Puis son fils et lui, le Kaw-djer ensuite enlevant dans ses bras le chien Zol, franchirent les bastingages et retombèrent sur le pont.

Non, le navire n’avait point été délaissé. Bien au contraire, une foule éperdue d’hommes, de femmes et d’enfants l’encombrait. Étendus pour la plupart contre les roufs, dans les coursives, on eût compté plusieurs centaines de malheureux au paroxysme de l’épouvante, et qui n’auraient pu rester debout, tant les coups de roulis étaient insoutenables.

Au milieu de l’obscurité, personne n’avait aperçu ces deux hommes et ce jeune garçon qui venaient de sauter à bord.

Le Kaw-djer se précipita vers l’arrière, espérant trouver l’homme de barre à son poste… La barre était abandonnée. Le navire, à sec de toile, allait où le poussaient la houle et le vent.

Le capitaine, les officiers, où étaient-ils donc ? Avaient-ils, lâchement, au mépris de tout devoir, déserté leur navire ?

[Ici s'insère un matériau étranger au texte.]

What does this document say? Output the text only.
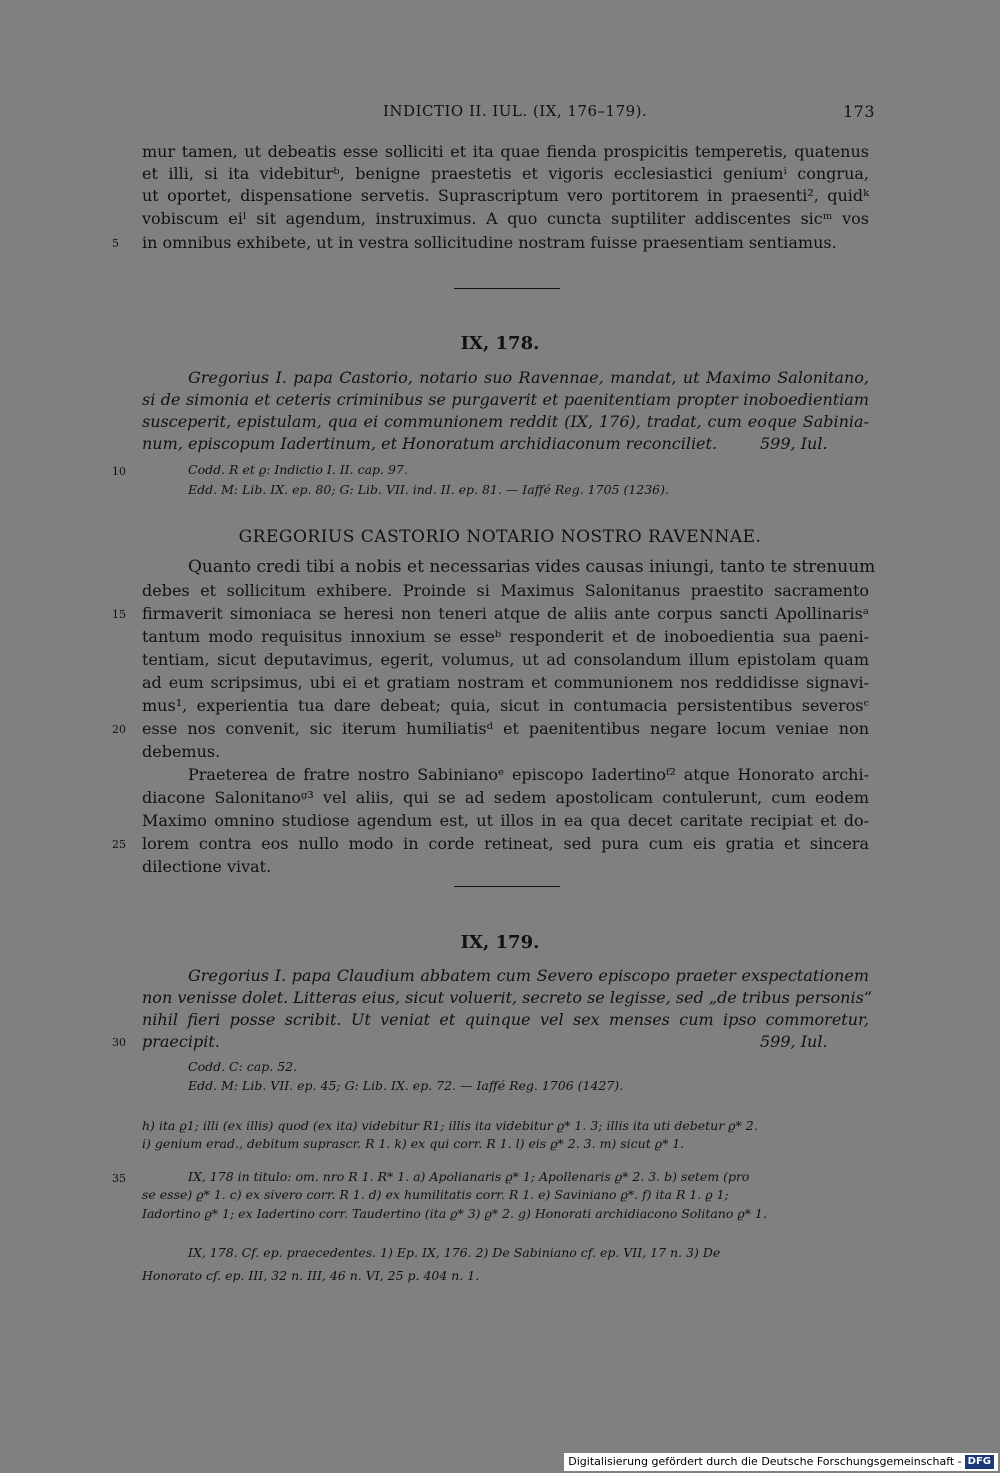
INDICTIO II. IUL. (IX, 176–179).	173
mur tamen, ut debeatis esse solliciti et ita quae fienda prospicitis temperetis, quatenus
et illi, si ita videbiturᵇ, benigne praestetis et vigoris ecclesiastici geniumⁱ congrua,
ut oportet, dispensatione servetis. Suprascriptum vero portitorem in praesenti², quidᵏ
vobiscum eiˡ sit agendum, instruximus. A quo cuncta suptiliter addiscentes sicᵐ vos
in omnibus exhibete, ut in vestra sollicitudine nostram fuisse praesentiam sentiamus.
5
IX, 178.
Gregorius I. papa Castorio, notario suo Ravennae, mandat, ut Maximo Salonitano,
si de simonia et ceteris criminibus se purgaverit et paenitentiam propter inoboedientiam
susceperit, epistulam, qua ei communionem reddit (IX, 176), tradat, cum eoque Sabinia-
num, episcopum Iadertinum, et Honoratum archidiaconum reconciliet.	599, Iul.
10	Codd. R et ϱ: Indictio I. II. cap. 97.
Edd. M: Lib. IX. ep. 80; G: Lib. VII. ind. II. ep. 81. — Iaffé Reg. 1705 (1236).
GREGORIUS CASTORIO NOTARIO NOSTRO RAVENNAE.
Quanto credi tibi a nobis et necessarias vides causas iniungi, tanto te strenuum
debes et sollicitum exhibere. Proinde si Maximus Salonitanus praestito sacramento
firmaverit simoniaca se heresi non teneri atque de aliis ante corpus sancti Apollinarisᵃ
15
tantum modo requisitus innoxium se esseᵇ responderit et de inoboedientia sua paeni-
tentiam, sicut deputavimus, egerit, volumus, ut ad consolandum illum epistolam quam
ad eum scripsimus, ubi ei et gratiam nostram et communionem nos reddidisse signavi-
mus¹, experientia tua dare debeat; quia, sicut in contumacia persistentibus severosᶜ
esse nos convenit, sic iterum humiliatisᵈ et paenitentibus negare locum veniae non
20
debemus.
Praeterea de fratre nostro Sabinianoᵉ episcopo Iadertinoᶠ² atque Honorato archi-
diacone Salonitanoᵍ³ vel aliis, qui se ad sedem apostolicam contulerunt, cum eodem
Maximo omnino studiose agendum est, ut illos in ea qua decet caritate recipiat et do-
lorem contra eos nullo modo in corde retineat, sed pura cum eis gratia et sincera
25
dilectione vivat.
IX, 179.
Gregorius I. papa Claudium abbatem cum Severo episcopo praeter exspectationem
non venisse dolet. Litteras eius, sicut voluerit, secreto se legisse, sed „de tribus personis“
nihil fieri posse scribit. Ut veniat et quinque vel sex menses cum ipso commoretur,
praecipit.	599, Iul.
30
Codd. C: cap. 52.
Edd. M: Lib. VII. ep. 45; G: Lib. IX. ep. 72. — Iaffé Reg. 1706 (1427).
h) ita ϱ1; illi (ex illis) quod (ex ita) videbitur R1; illis ita videbitur ϱ* 1. 3; illis ita uti debetur ϱ* 2.
i) genium erad., debitum suprascr. R 1. k) ex qui corr. R 1. l) eis ϱ* 2. 3. m) sicut ϱ* 1.
35	IX, 178 in titulo: om. nro R 1. R* 1. a) Apolianaris ϱ* 1; Apollenaris ϱ* 2. 3. b) setem (pro
se esse) ϱ* 1. c) ex sivero corr. R 1. d) ex humilitatis corr. R 1. e) Saviniano ϱ*. f) ita R 1. ϱ 1;
Iadortino ϱ* 1; ex Iadertino corr. Taudertino (ita ϱ* 3) ϱ* 2. g) Honorati archidiacono Solitano ϱ* 1.
IX, 178. Cf. ep. praecedentes. 1) Ep. IX, 176. 2) De Sabiniano cf. ep. VII, 17 n. 3) De
Honorato cf. ep. III, 32 n. III, 46 n. VI, 25 p. 404 n. 1.
Digitalisierung gefördert durch die Deutsche Forschungsgemeinschaft - DFG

Le Kaw-djer saisit un matelot par le bras.

« Ton commandant ? » interrogea-t-il en anglais.

Cet homme n’eut pas même l’air de s’apercevoir qu’il était interpellé par un étranger et se borna à hausser les épaules.

« Ton commandant ? reprit le Kaw-djer.

— Élingué par-dessus bord, et plus d’un autre avec », dit le matelot d’un ton d’étrange indifférence.

Ainsi le bâtiment n’avait plus de capitaine, et une partie de son équipage lui manquait.

« Le second ? » demanda le Kaw-djer.

Nouveau haussement d’épaules du matelot évidemment frappé de stupeur.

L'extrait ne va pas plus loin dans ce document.